An additional channel called the ATP-sensitive K+ channel, is recruited during times of hypoxia. These channels are activated by low levels of ATP (high levels of ADP) and may serve as a protective mechanism against arrhythmias caused by ischemia (lack of blood flow). Specifically, if blood supply drops, so does available oxygen. With lower levels of oxygen, ATP production is compromised and becomes unavailable for the Na/K ATPase pump. The reduction in pump activity alters both Na+ and K+ gradients. The altered K+ gradient effects the RMP (ie., changes gradient for leak channels) and the effected cells RMP become more positive, sometimes even exceeding threshold, which increases the likelihood of spontaneous depolarizations (arrythmias).
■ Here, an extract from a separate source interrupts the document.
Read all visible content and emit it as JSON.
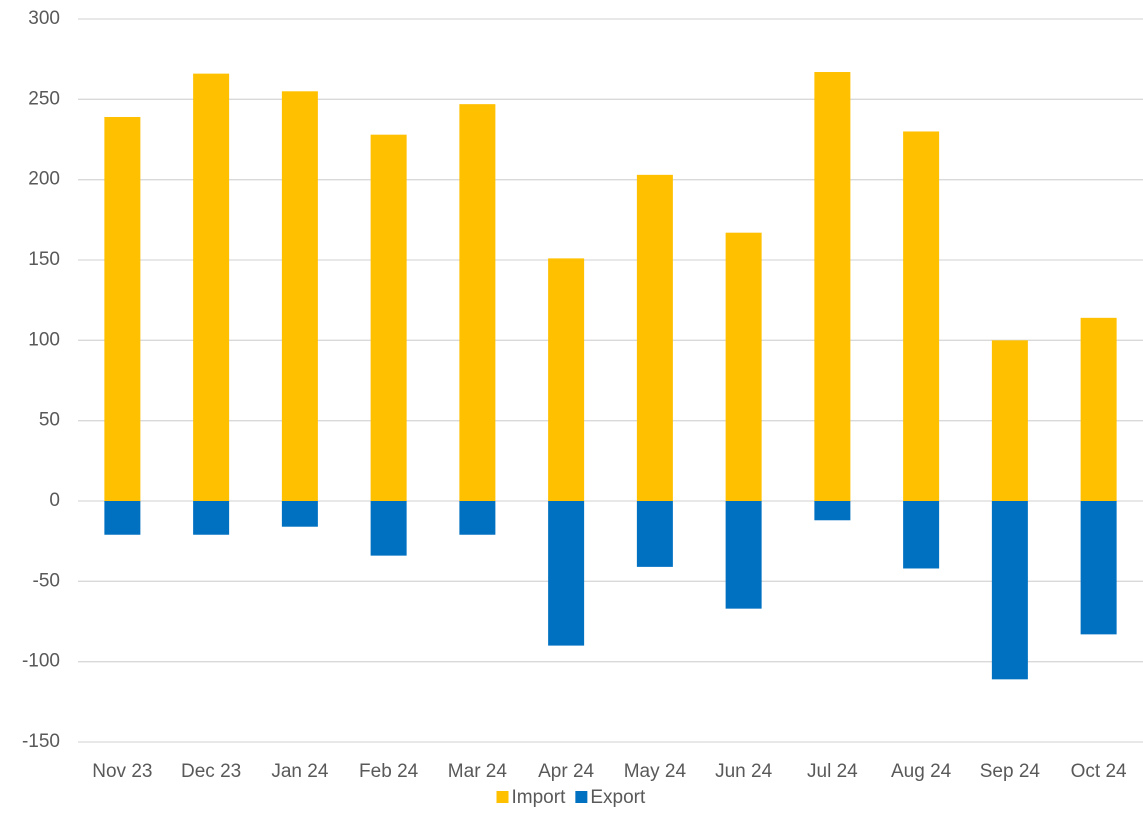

To protect against spontaneous depolarizations, cells are able to open additional K+ channels thereby increasing the K+ conductance, moving the RMP back to more negative values and away from threshold. This additional increase in K+ conductance is the result of the ATP-sensitive K+ channels. It is the ratio of ATP/ADP that sensitizes the K+ channels and induces their opening. ATP appears to be inhibitory while ADP is stimulatory to these channels.